Adverse impact is when a process that might appear neutral, actually has a negative impact on certain groups.
For example, candidates might answer the question 'Do you enjoy watching live sports?' differently depending on gender, so it might have an adverse impact on women if that question was included in a predictive model.
All questions we use to develop our algorithms are thoroughly checked to make sure they are neutral and non-discriminatory. We have partnered with leading independent adverse impact consultants and perform external tests to ensure this. If a question has a statistically significant adverse impact on candidates based on age, gender, race or ethnicity, it gets removed.
In addition to removing potentially biased questions, we also conduct adverse impact studies on our algorithms, so called ‘criterion based studies’. This is to ensure they meet even the most stringent adverse impact requirements, and that we don’t include variables that are irrelevant.
When we collect performance data to develop our algorithms, we work with our customers to ensure we are starting off with the least possible bias. For example, we give guidance on what to consider when nominating 'cultural fit' to reduce the risk of bias. This is in addition to analysing and screening the data once collected.
Even though trained algorithms may not always be completely unbiased, it is important to recognise that they are capable of objectively taking many more factors into account than humans can. Humans make frequent use of cognitive shortcuts, and are inconsistent decision makers.
To name just one example, a study found that judges are likely to be more lenient after their lunch break. Now, that's definitely not fair!

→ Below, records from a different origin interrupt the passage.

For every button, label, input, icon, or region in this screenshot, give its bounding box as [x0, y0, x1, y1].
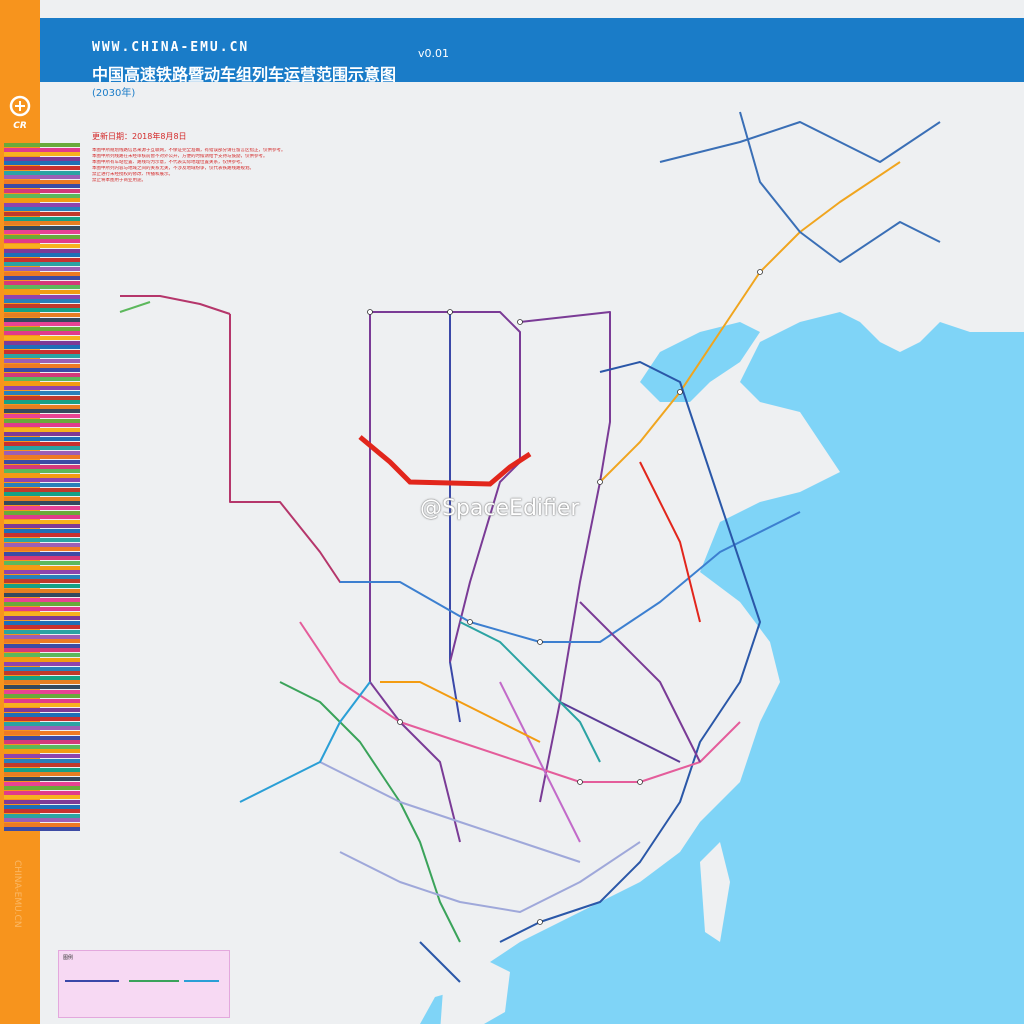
rail-line	[559, 701, 681, 763]
station-marker	[537, 639, 543, 645]
station-marker	[517, 319, 523, 325]
station-marker	[367, 309, 373, 315]
rail-line	[639, 461, 701, 623]
rail-line	[659, 121, 941, 163]
station-marker	[467, 619, 473, 625]
rail-line	[579, 601, 701, 763]
rail-line	[369, 312, 461, 843]
rail-line	[119, 301, 151, 313]
rail-line	[339, 841, 641, 913]
svg-text:CR: CR	[13, 121, 27, 131]
station-marker	[597, 479, 603, 485]
legend-box-title: 图例	[63, 955, 74, 961]
site-url: WWW.CHINA-EMU.CN	[92, 40, 250, 55]
side-watermark: CHINA-EMU.CN	[12, 860, 22, 928]
station-marker	[677, 389, 683, 395]
rail-line	[319, 761, 581, 863]
rail-line	[120, 295, 231, 315]
cr-logo-icon: CR	[9, 95, 31, 131]
hainan-island	[440, 957, 510, 1024]
station-marker	[637, 779, 643, 785]
station-marker	[577, 779, 583, 785]
rail-line	[239, 681, 371, 803]
station-marker	[397, 719, 403, 725]
station-marker	[537, 919, 543, 925]
version-label: v0.01	[418, 47, 450, 60]
rail-map	[119, 111, 1024, 1024]
rail-line	[370, 311, 521, 663]
rail-line	[739, 111, 941, 263]
watermark-text: @SpaceEdifier	[420, 496, 580, 521]
station-marker	[757, 269, 763, 275]
legend-sample-lines	[65, 980, 219, 982]
rail-line	[519, 311, 611, 803]
legend-box: 图例	[58, 950, 230, 1018]
station-marker	[447, 309, 453, 315]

With the speed of today's technological advancement, the impact algorithms have on our daily lives will only increase.
And that's a good thing!
When trained with quality datasets, predictive models significantly improve human decision making.
However, it is still critical that we monitor algorithms and make corrections when necessary. At least until we get to a stage where algorithms can recognise and remove bias on their own.
It is also important that we use algorithms for their intended use.
Going back to the COMPAS example discussed earlier, the algorithm was never meant to be a discrete decision tool. It was designed to be one out of many inputs into a decision, and thus only gave a score of the likelihood of someone re-offending. But, in practice judges put increasing weight on the score and use it as an absolute yes or no decision making tool. This can have very serious consequences, as illustrated in the ProPublica analysis.
The algorithms we develop here at PredictiveHire are not intended to replace the human in the hiring process. Instead, we educate our customers on how to use the algorithms to ensure they are complementary to the existing process. Because it turns out that when humans and machines work together, the results are far superior!